You have to enter a traditional IRA contribution and then enter the Form 1099-R reporting the rollover. Also, when you enter your IRA contribution, you must indicate that it was a non-deductible IRA contribution.
When you enter the 1099-R form in TurboTax for the rollover of funds to the Roth IRA, you need to first indicate that you moved the money to another retirement account and that you did a combination of rolling over, converting or cashing out the money. Then, enter the amount converted to a ROTH IRA. Later on you need to indicate that you tracked non-deductible contributions to your IRA.
Later in the routine enter the basis (non-deductible contributions) of your traditional IRA at the end of the previous year, and later the value of your traditional IRA at the end of the current year.
To enter a substitute form 1099-R in Turbo Tax Desktop follow these instructions:
To enter a substitute form 1099-R in Turbo Tax Online follow these instructions:
Roth conversions are made in a particular year, not for a particular year. A Roth conversion performed in 2026 is reportable on your 2026 tax return, not on your 2025 tax return. Entering a substitute 2025 Form 1099-R for such a Roth conversion would be nonsensical because the Roth conversion did not occur in 2025.
Under the circumstances, only the traditional IRA contribution is reportable on your 2025 tax return. Only Part I of your 2025 Form 8606 is to be prepared. The amount that results on line 14 of your 2025 Form 8606 will carry forward to line 2 of your 2026 Form 8606 to be applied in calculating the taxable amount of your 2026 Roth conversion(s).
I am in the same situation with the post. After I report this traditional IRA, I owe more money in federal tax return. I am not sure if this is expected given my contribution has been after-tax.

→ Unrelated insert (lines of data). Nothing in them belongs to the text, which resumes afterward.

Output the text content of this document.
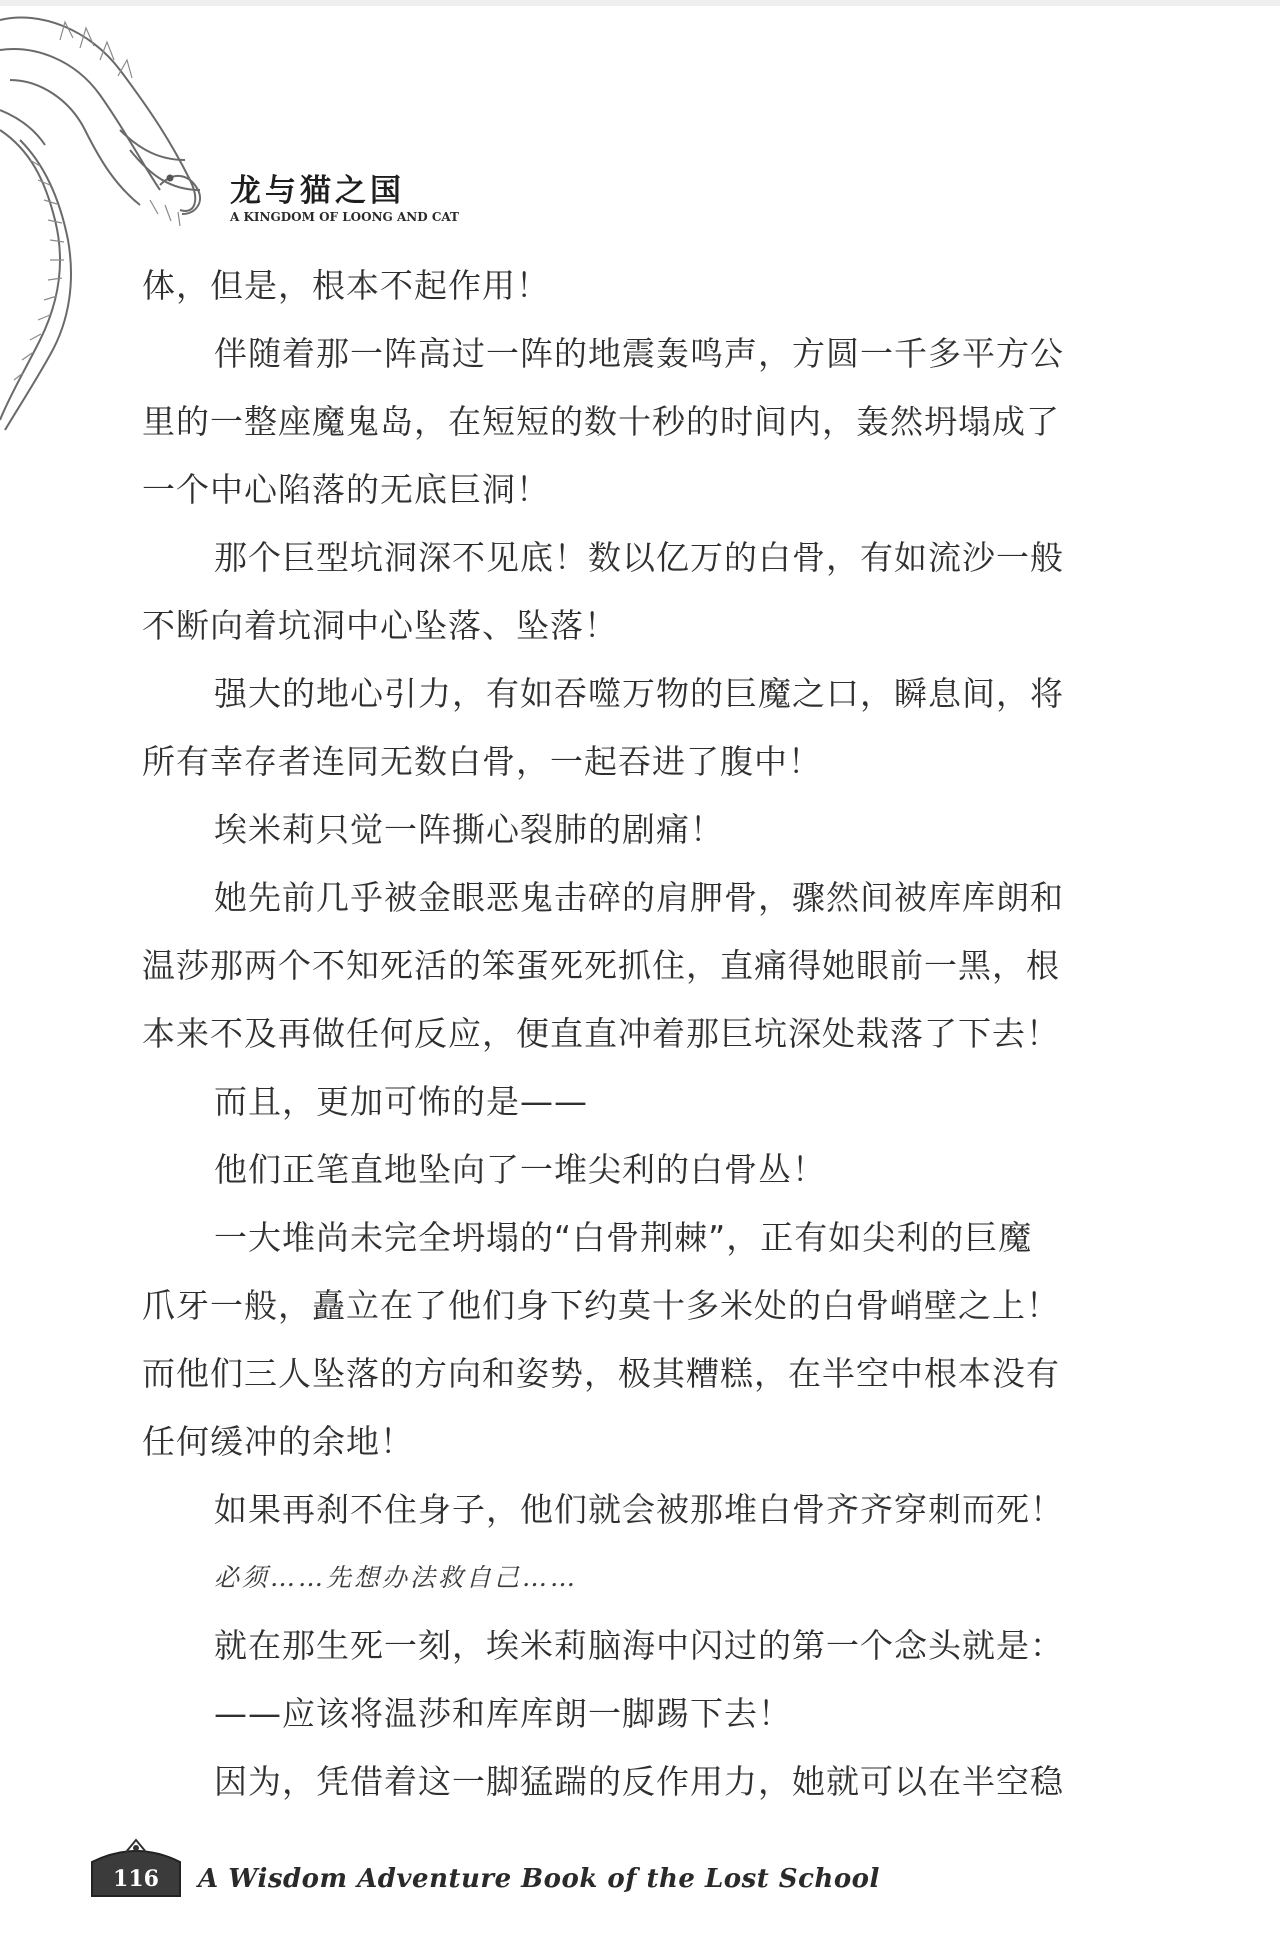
龙与猫之国
A KINGDOM OF LOONG AND CAT

体，但是，根本不起作用！

伴随着那一阵高过一阵的地震轰鸣声，方圆一千多平方公

里的一整座魔鬼岛，在短短的数十秒的时间内，轰然坍塌成了

一个中心陷落的无底巨洞！

那个巨型坑洞深不见底！数以亿万的白骨，有如流沙一般

不断向着坑洞中心坠落、坠落！

强大的地心引力，有如吞噬万物的巨魔之口，瞬息间，将

所有幸存者连同无数白骨，一起吞进了腹中！

埃米莉只觉一阵撕心裂肺的剧痛！

她先前几乎被金眼恶鬼击碎的肩胛骨，骤然间被库库朗和

温莎那两个不知死活的笨蛋死死抓住，直痛得她眼前一黑，根

本来不及再做任何反应，便直直冲着那巨坑深处栽落了下去！

而且，更加可怖的是——

他们正笔直地坠向了一堆尖利的白骨丛！

一大堆尚未完全坍塌的“白骨荆棘”，正有如尖利的巨魔

爪牙一般，矗立在了他们身下约莫十多米处的白骨峭壁之上！

而他们三人坠落的方向和姿势，极其糟糕，在半空中根本没有

任何缓冲的余地！

如果再刹不住身子，他们就会被那堆白骨齐齐穿刺而死！

必须……先想办法救自己……

就在那生死一刻，埃米莉脑海中闪过的第一个念头就是：

——应该将温莎和库库朗一脚踢下去！

因为，凭借着这一脚猛踹的反作用力，她就可以在半空稳

116	A Wisdom Adventure Book of the Lost School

@nobodywang the contribution itself should not be affecting tax but during that process you may have been asked for the market value of your Trad IRA(s) as of 12/31/25 which affects the tax calculation on any distributions or conversions if it's not zero, since that may mean you also have pre-tax earnings in your Trad IRA(s). Suggest checking Form 8606 to see what is happening and why you have a tax impact and provide more details here.
Thank you for your explanation because I had read the same advice in other places but the form 8606 is very confusing to me even though I have copies of previous 8606s that were filed with TurboTax in previous years when I had contributed to my Traditional IRA and converted them to backdoor Roth IRAs.
My situation is I filed my 2025 taxes in February 2026 but then I realized I forgot to contribute to a traditional IRA for 2025. However, I am aware I could still contribute to 2025 before April 15, 2026; it just needs to be reported on form 8606 and it can be sent after the fact, correct?
I contributed $7000 to my traditional IRA 2 weeks ago and converted it to a Roth IRA. I also understand that the ROTH conversion should appear on my 2026 tax return next year.
So, is it correct then that the most important thing right now is that someone like me fills out 8606 with Part 1 showing a contribution on Lines 1 and 3, and then on Line 14 shows that same contribution? Parts 2 and 3 do not seem to apply to my situation until next year. I am filling out the form and leaving most everything else blank. I want to make sure that I put my $7000 contribution on the correct lines of form 8606.
thank you.
@dmertz sorry I meant to tag you in my last reply. Hope you don't mind.
Yes, if the traditional IRA contribution made for 2025 was not reported on your 2025 tax return, you'll need to do that. I would file Form 8606 along with Form 1040-X. The Form 1040-X will show that there are no changes to your already-filed 2025 tax return other than to add the Form 8606 to report the nondeductible traditional IRA contribution.
You are correct about what the 2025 From 8606 need to show.